日本地球惑星科学連合2022年大会

講演情報

[J] ポスター発表

セッション記号 S (固体地球科学) » S-SS 地震学

[S-SS06] 地震波伝播:理論と応用

2022年5月31日(火) 11:00 〜 13:00 オンラインポスターZoom会場 (18) (Ch.18)

コンビーナ:澤崎 郁(防災科学技術研究所)、コンビーナ:西田 究(東京大学地震研究所)、新部 貴夫(石油資源開発株式会社)、コンビーナ:岡本 京祐(産業技術総合研究所)、座長:白石 和也(海洋研究開発機構)

11:00 〜 13:00

[SSS06-P06] 地震波伝播シミュレーションに基づくスラブ内waveguide/anti-waveguide効果の周波数依存性の検討

*天坂 登宇伊1前田 拓人1高野 智也1 (1.弘前大学大学院理工学研究科)


キーワード:地震波伝播数値シミュレーション、導波・反導波

スラブ内に存在すると考えられている地震波速度の不均質構造は,スラブに沿った方向の多重散乱によってスラブ内に地震波をトラップする(Waveguide).その結果,低周波が高周波より先行する分散性および高周波(> 2 Hz)のコーダが波形に観測されることが知られている.一方で,スラブ内の長波長の地震波速度分布には地震波をスラブ外に追い出す効果(Anti-waveguide)もあることが知られている (e.g., Furumura and Kennett, 2005).例えば2020年12月のオホーツクの深発地震(M6.7, 619 km)では,スラブ内にトラップされた地震波による異常震域が太平洋側で観測されただけでなく,震央距離の近い稚内付近での振幅が異常に大きい特徴が見られた.その大振幅は主に低周波(< 1 Hz)が卓越し,高周波(> 2 Hz)成分が小さいことからWaveguide/Anti-waveguideの両方の効果が現れたことが示唆される.しかし,WaveguideとAnti-waveguideのどちらの寄与が大きいかはまだわかっていない.

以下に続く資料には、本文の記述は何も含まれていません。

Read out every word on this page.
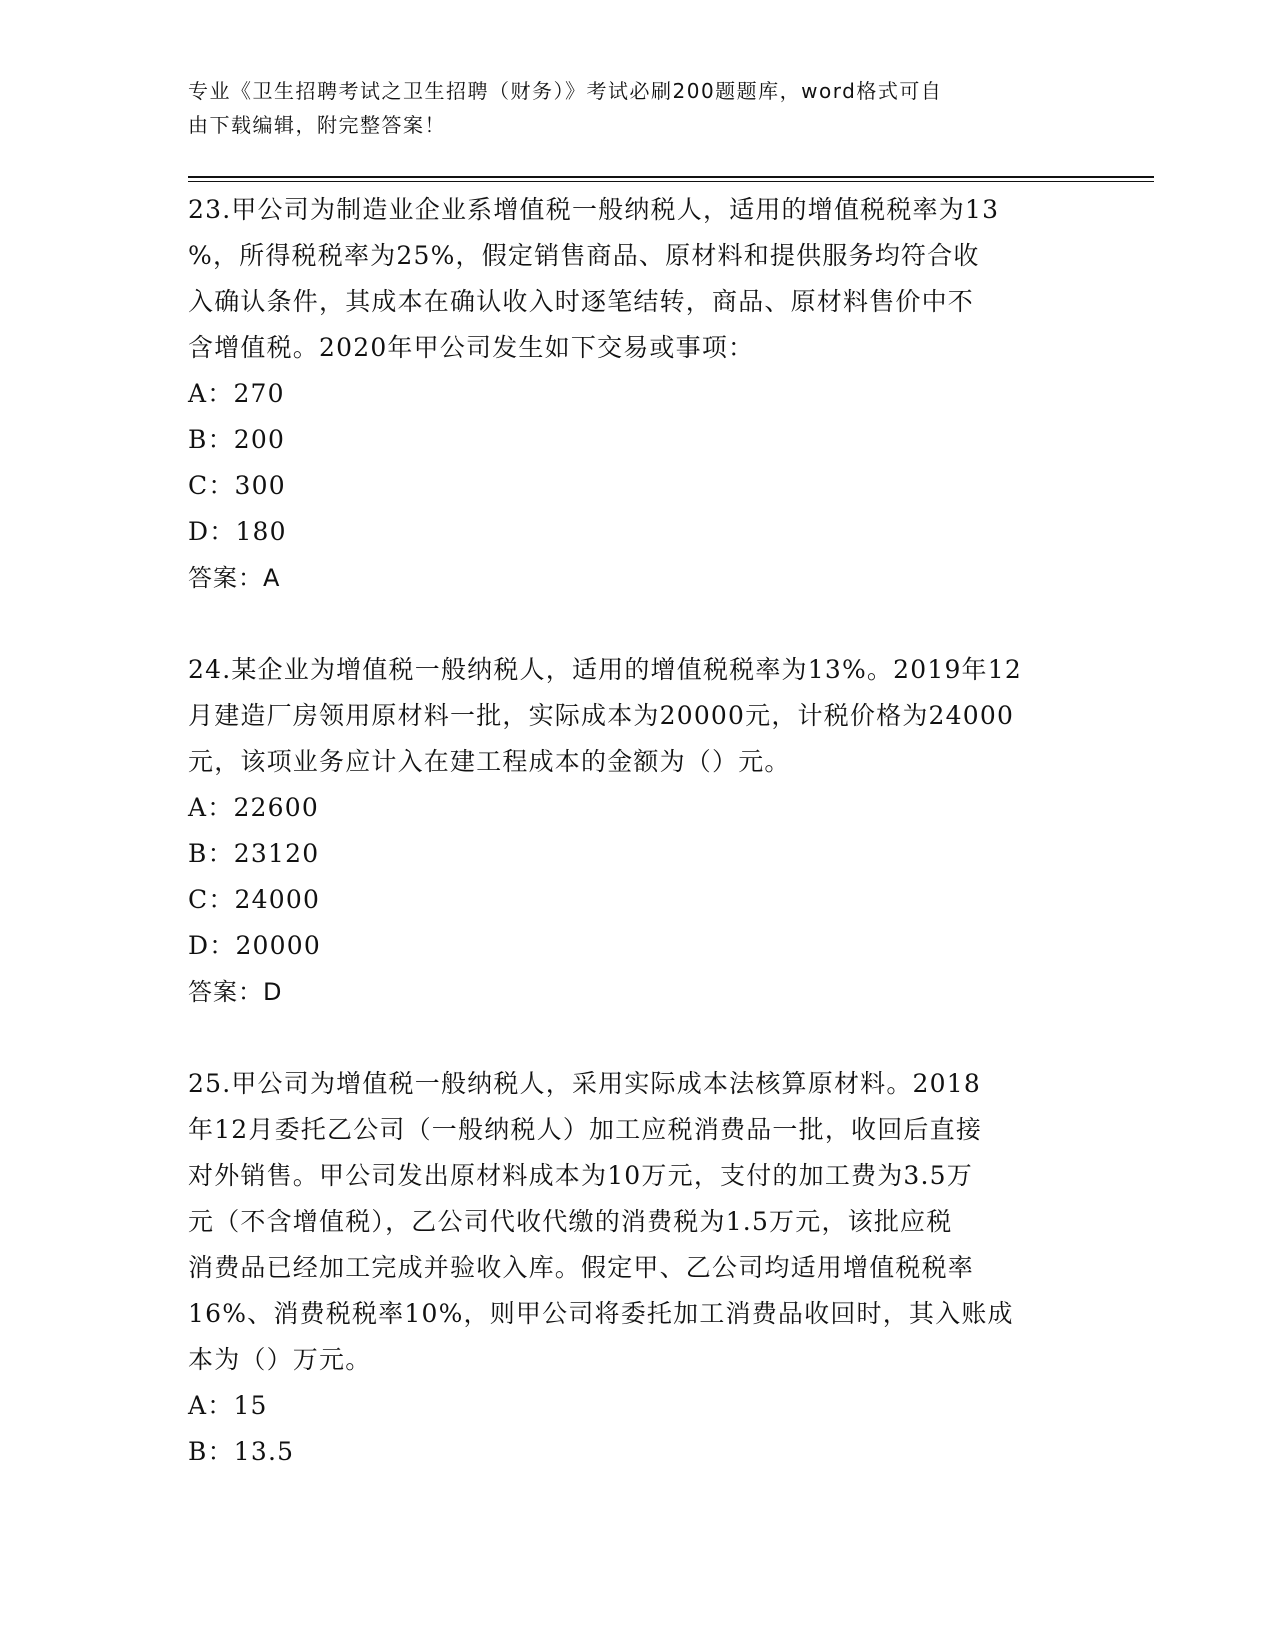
专业《卫生招聘考试之卫生招聘（财务）》考试必刷200题题库，word格式可自
由下载编辑，附完整答案！
23.甲公司为制造业企业系增值税一般纳税人，适用的增值税税率为13
%，所得税税率为25%，假定销售商品、原材料和提供服务均符合收
入确认条件，其成本在确认收入时逐笔结转，商品、原材料售价中不
含增值税。2020年甲公司发生如下交易或事项：
A：270
B：200
C：300
D：180
答案：A
24.某企业为增值税一般纳税人，适用的增值税税率为13%。2019年12
月建造厂房领用原材料一批，实际成本为20000元，计税价格为24000
元，该项业务应计入在建工程成本的金额为（）元。
A：22600
B：23120
C：24000
D：20000
答案：D
25.甲公司为增值税一般纳税人，采用实际成本法核算原材料。2018
年12月委托乙公司（一般纳税人）加工应税消费品一批，收回后直接
对外销售。甲公司发出原材料成本为10万元，支付的加工费为3.5万
元（不含增值税），乙公司代收代缴的消费税为1.5万元，该批应税
消费品已经加工完成并验收入库。假定甲、乙公司均适用增值税税率
16%、消费税税率10%，则甲公司将委托加工消费品收回时，其入账成
本为（）万元。
A：15
B：13.5
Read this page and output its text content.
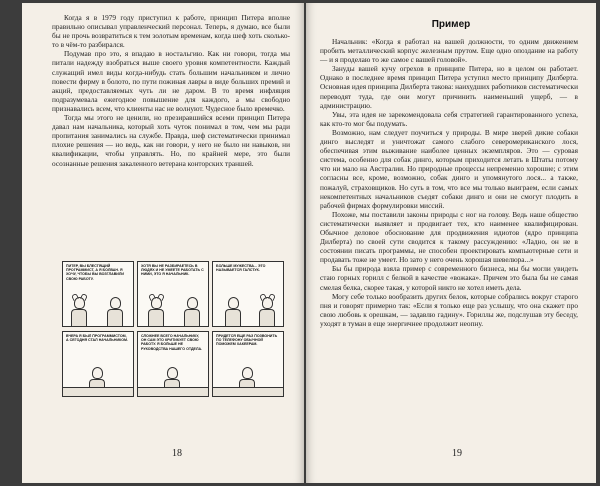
Когда я в 1979 году приступил к работе, принцип Питера вполне правильно описывал управленческий персонал. Теперь, я думаю, все были бы не прочь возвратиться к тем золотым временам, когда шеф хоть сколько-то в чём-то разбирался.

Подумав про это, я впадаю в ностальгию. Как ни говори, тогда мы питали надежду взобраться выше своего уровня компетентности. Каждый служащий имел виды когда-нибудь стать большим начальником и лично повести фирму в болото, по пути пожиная лавры в виде больших премий и акций, предоставляемых чуть ли не даром. В то время инфляция подразумевала ежегодное повышение для каждого, а мы свободно признавались всем, что клиенты нас не волнуют. Чудесное было времечко.

Тогда мы этого не ценили, но презиравшийся всеми принцип Питера давал нам начальника, который хоть чуток понимал в том, чем мы ради пропитания занимались на службе. Правда, шеф систематически принимал плохие решения — но ведь, как ни говори, у него не было ни навыков, ни квалификации, чтобы управлять. Но, по крайней мере, это были осознанные решения закаленного ветерана конторских траншей.

ПИТЕР, ВЫ БЛЕСТЯЩИЙ ПРОГРАММИСТ, А Я БОЛВАН. Я ХОЧУ, ЧТОБЫ ВЫ ВОЗГЛАВИЛИ СВОЮ РАБОТУ.
ХОТЯ ВЫ НЕ РАЗБИРАЕТЕСЬ В ЛЮДЯХ И НЕ УМЕЕТЕ РАБОТАТЬ С НИМИ, ЭТО Я НАЧАЛЬНИК.
БОЛЬШЕ МУЖЕСТВА... ЭТО НАЗЫВАЕТСЯ ГАЛСТУК.
ВЧЕРА Я БЫЛ ПРОГРАММИСТОМ, А СЕГОДНЯ СТАЛ НАЧАЛЬНИКОМ.
СЛОЖНЕЕ ВСЕГО НАЧАЛЬНИКУ, ОН САМ ЭТО КРИТИКУЕТ СВОЮ РАБОТУ. Я БОЛЬШЕ НЕ РУКОВОДСТВА НАШЕГО ОТДЕЛА.
ПРИДЕТСЯ ЕЩЕ РАЗ ПОЗВОНИТЬ ПО ТЕЛЕФОНУ ОБЫЧНОЙ ПОМОЖЕМ ХАКЕЕРАМ.
18
Пример

Начальник: «Когда я работал на вашей должности, то одним движением пробить металлический корпус железным прутом. Еще одно опоздание на работу — и я проделаю то же самое с вашей головой».

Зануды вашей кучу огрехов в принципе Питера, но в целом он работает. Однако в последнее время принцип Питера уступил место принципу Дилберта. Основная идея принципа Дилберта такова: наихудших работников систематически переводят туда, где они могут причинить наименьший ущерб, — в администрацию.

Увы, эта идея не зарекомендовала себя стратегией гарантированного успеха, как кто-то мог бы подумать.

Возможно, нам следует поучиться у природы. В мире зверей дикие собаки динго выследят и уничтожат самого слабого северомериканского лося, обеспечивая этим выживание наиболее ценных экземпляров. Это — суровая система, особенно для собак динго, которым приходится летать в Штаты потому что ни мало на Австралии. Но природные процессы непременно хорошие; с этим согласны все, кроме, возможно, собак динго и упомянутого лося... а также, пожалуй, страховщиков. Но суть в том, что все мы только выиграем, если самых некомпетентных начальников съедят собаки динго и они не смогут плодить в рабочей фирмах формулировки миссий.

Похоже, мы поставили законы природы с ног на голову. Ведь наше общество систематически выявляет и продвигает тех, кто наименее квалифицирован. Обычное деловое обоснование для продвижения идиотов (ядро принципа Дилберта) по своей сути сводится к такому рассуждению: «Ладно, он не в состоянии писать программы, не способен проектировать компьютерные сети и продавать тоже не умеет. Но зато у него очень хорошая шевелюра...»

Бы бы природа взяла пример с современного бизнеса, мы бы могли увидеть стаю горных горилл с белкой в качестве «вожака». Причем это была бы не самая смелая белка, скорее такая, у которой никто не хотел иметь дела.

Могу себе только вообразить других белок, которые собрались вокруг старого пня и говорят примерно так: «Если я только еще раз услышу, что она скажет про свою любовь к орешкам, — задавлю гадину». Гориллы же, подслушав эту беседу, уходят в туман в еще энергичнее продолжит неопну.

19
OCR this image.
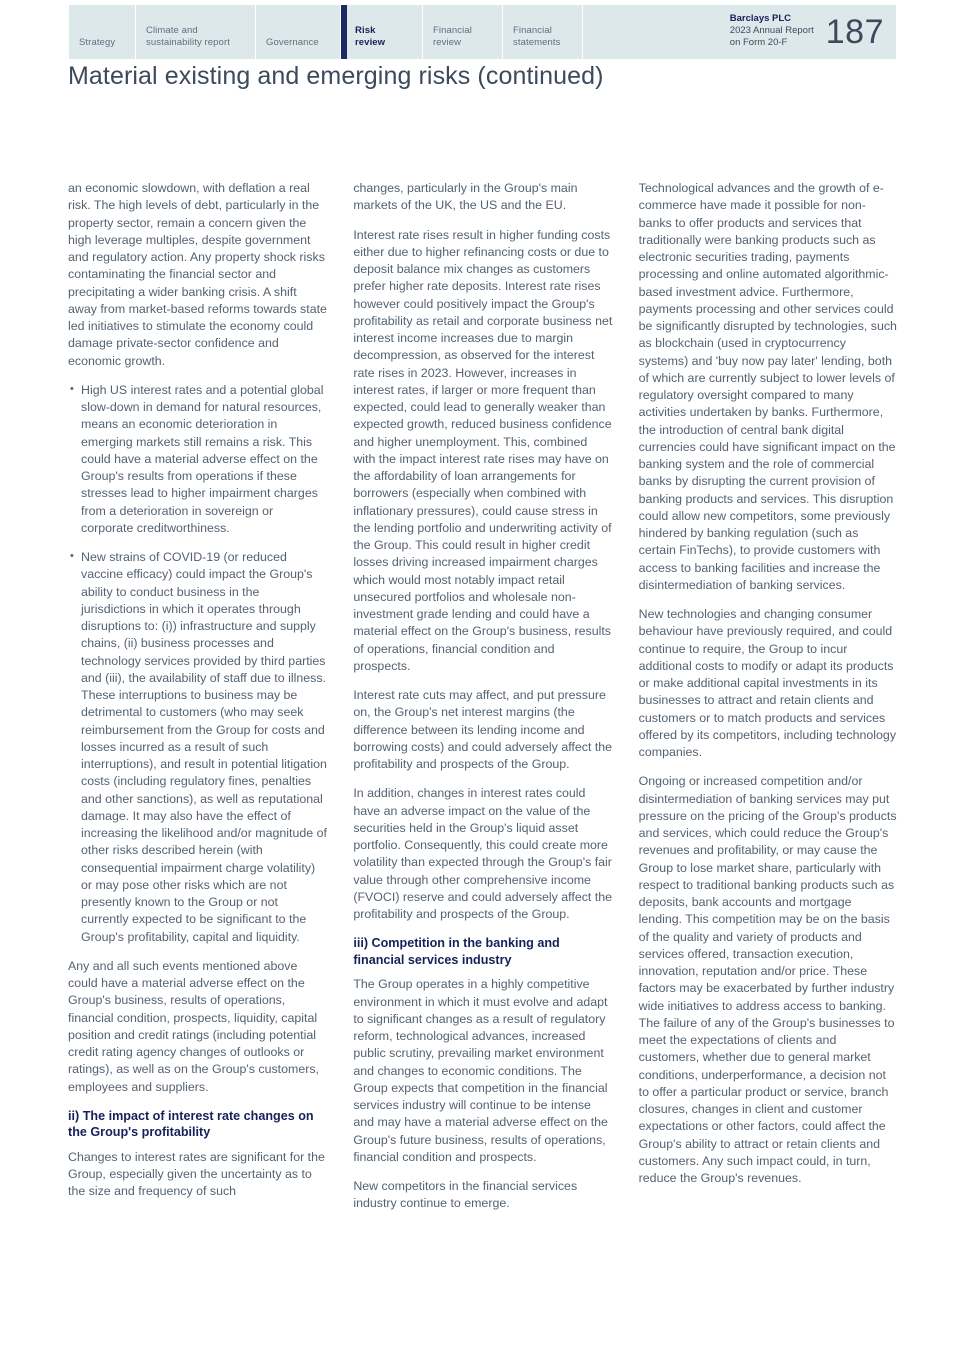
Strategy
Climate and
sustainability report	Governance
Risk
review
Financial
review
Financial
statements
Barclays PLC
2023 Annual Report
on Form 20-F	187
Material existing and emerging risks (continued)

an economic slowdown, with deflation a real risk. The high levels of debt, particularly in the property sector, remain a concern given the high leverage multiples, despite government and regulatory action. Any property shock risks contaminating the financial sector and precipitating a wider banking crisis. A shift away from market-based reforms towards state led initiatives to stimulate the economy could damage private-sector confidence and economic growth.

• High US interest rates and a potential global slow-down in demand for natural resources, means an economic deterioration in emerging markets still remains a risk. This could have a material adverse effect on the Group's results from operations if these stresses lead to higher impairment charges from a deterioration in sovereign or corporate creditworthiness.
• New strains of COVID-19 (or reduced vaccine efficacy) could impact the Group's ability to conduct business in the jurisdictions in which it operates through disruptions to: (i)) infrastructure and supply chains, (ii) business processes and technology services provided by third parties and (iii), the availability of staff due to illness. These interruptions to business may be detrimental to customers (who may seek reimbursement from the Group for costs and losses incurred as a result of such interruptions), and result in potential litigation costs (including regulatory fines, penalties and other sanctions), as well as reputational damage. It may also have the effect of increasing the likelihood and/or magnitude of other risks described herein (with consequential impairment charge volatility) or may pose other risks which are not presently known to the Group or not currently expected to be significant to the Group's profitability, capital and liquidity.

Any and all such events mentioned above could have a material adverse effect on the Group's business, results of operations, financial condition, prospects, liquidity, capital position and credit ratings (including potential credit rating agency changes of outlooks or ratings), as well as on the Group's customers, employees and suppliers.

ii) The impact of interest rate changes on the Group's profitability

Changes to interest rates are significant for the Group, especially given the uncertainty as to the size and frequency of such

changes, particularly in the Group's main markets of the UK, the US and the EU.

Interest rate rises result in higher funding costs either due to higher refinancing costs or due to deposit balance mix changes as customers prefer higher rate deposits. Interest rate rises however could positively impact the Group's profitability as retail and corporate business net interest income increases due to margin decompression, as observed for the interest rate rises in 2023. However, increases in interest rates, if larger or more frequent than expected, could lead to generally weaker than expected growth, reduced business confidence and higher unemployment. This, combined with the impact interest rate rises may have on the affordability of loan arrangements for borrowers (especially when combined with inflationary pressures), could cause stress in the lending portfolio and underwriting activity of the Group. This could result in higher credit losses driving increased impairment charges which would most notably impact retail unsecured portfolios and wholesale non-investment grade lending and could have a material effect on the Group's business, results of operations, financial condition and prospects.

Interest rate cuts may affect, and put pressure on, the Group's net interest margins (the difference between its lending income and borrowing costs) and could adversely affect the profitability and prospects of the Group.

In addition, changes in interest rates could have an adverse impact on the value of the securities held in the Group's liquid asset portfolio. Consequently, this could create more volatility than expected through the Group's fair value through other comprehensive income (FVOCI) reserve and could adversely affect the profitability and prospects of the Group.

iii) Competition in the banking and financial services industry

The Group operates in a highly competitive environment in which it must evolve and adapt to significant changes as a result of regulatory reform, technological advances, increased public scrutiny, prevailing market environment and changes to economic conditions. The Group expects that competition in the financial services industry will continue to be intense and may have a material adverse effect on the Group's future business, results of operations, financial condition and prospects.

New competitors in the financial services industry continue to emerge.

Technological advances and the growth of e-commerce have made it possible for non-banks to offer products and services that traditionally were banking products such as electronic securities trading, payments processing and online automated algorithmic-based investment advice. Furthermore, payments processing and other services could be significantly disrupted by technologies, such as blockchain (used in cryptocurrency systems) and 'buy now pay later' lending, both of which are currently subject to lower levels of regulatory oversight compared to many activities undertaken by banks. Furthermore, the introduction of central bank digital currencies could have significant impact on the banking system and the role of commercial banks by disrupting the current provision of banking products and services. This disruption could allow new competitors, some previously hindered by banking regulation (such as certain FinTechs), to provide customers with access to banking facilities and increase the disintermediation of banking services.

New technologies and changing consumer behaviour have previously required, and could continue to require, the Group to incur additional costs to modify or adapt its products or make additional capital investments in its businesses to attract and retain clients and customers or to match products and services offered by its competitors, including technology companies.

Ongoing or increased competition and/or disintermediation of banking services may put pressure on the pricing of the Group's products and services, which could reduce the Group's revenues and profitability, or may cause the Group to lose market share, particularly with respect to traditional banking products such as deposits, bank accounts and mortgage lending. This competition may be on the basis of the quality and variety of products and services offered, transaction execution, innovation, reputation and/or price. These factors may be exacerbated by further industry wide initiatives to address access to banking. The failure of any of the Group's businesses to meet the expectations of clients and customers, whether due to general market conditions, underperformance, a decision not to offer a particular product or service, branch closures, changes in client and customer expectations or other factors, could affect the Group's ability to attract or retain clients and customers. Any such impact could, in turn, reduce the Group's revenues.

そこで,本研究ではランダム不均質媒質を用いた2次元P-SV差分法地震波伝播数値シミュレーションにより,WaveguideとAnti-waveguideの周波数依存性を調査する.シミュレーションでの計算領域は水平方向に300 km,上下方向に400 kmである.用いる構造は浅い方からマントルウェッジ・スラブ・マントルで構成される水平成層構造である.この構造では,スラブに沿った方向が水平横向きになるように座標軸のひとつをとり,その軸と平行にマントルウェッジ層,マントル層を仮定した.震源はスラブ内に設置し,そのメカニズムは6成分のモーメントテンソルで与えた.モーメントテンソルの対角成分を同じ値にし,非対角成分をゼロとすることで,等方的に地震波が輻射される震源を利用した.スラブ内には速度ゆらぎRMSが10%で,特徴的な空間スケールがスラブに沿った方向に10 km,直交方向に0.5 kmの非等方性von Karman型の地震波速度ゆらぎを重畳した.また,仮想観測点を,2種類の異なる方向に設置した.1つは (1) スラブ層内で水平方向に30 km間隔で設置し,スラブ内におけるWaveguide効果の距離依存性を検討した.もう1つは (2) マントルウェッジ層内に,震源から等距離の位置に15度ずつ同心円状に設置し,スラブに対するAnti-waveguide効果の角度依存性を検討した.

各仮想観測点における波形およびスペクトログラムを調査した結果,距離依存性に関係する (1) と 角度依存性に関係する (2) で観測結果が大きく異なった.(1) では,低周波(< 1 Hz)が高周波(> 2 Hz)より早く観測される分散性が,東西水平成分および上下成分の両方でみられ,震源からの距離とともにその特徴が強くなっていくことが確認された.さらに2 Hz以上の高周波帯域においてコーダ波の振幅が特に大きかった.このように (1) でスラブ内におけるWaveguide効果の距離依存性を調査した結果,Waveguideによって観測される分散性の強さは震源からの距離に依存することがわかった.一方 (2) に関して,スラブと15度の角度をなす観測点では低周波(< 1 Hz)で構成されるヘッドウェーブが分散性のような効果をもたらしたが,他の観測点ではその特徴が見られなかった.また,スラブとなす角度が45度未満の観測点において高周波帯域のコーダ波の振幅が大きかった.しかし45度以上の観測点では低周波の振幅と高周波の振幅に大差はなかった.このように (2) でAnti-waveguide効果のスラブに対する角度依存性を調査した結果,スラブとなす角度が小さい(スラブに近い)観測点では低周波よりも高周波が大振幅に寄与するのに対し,角度の大きい(スラブから遠い)観測点では低周波と高周波の両方が大振幅をもたらすことがわかった.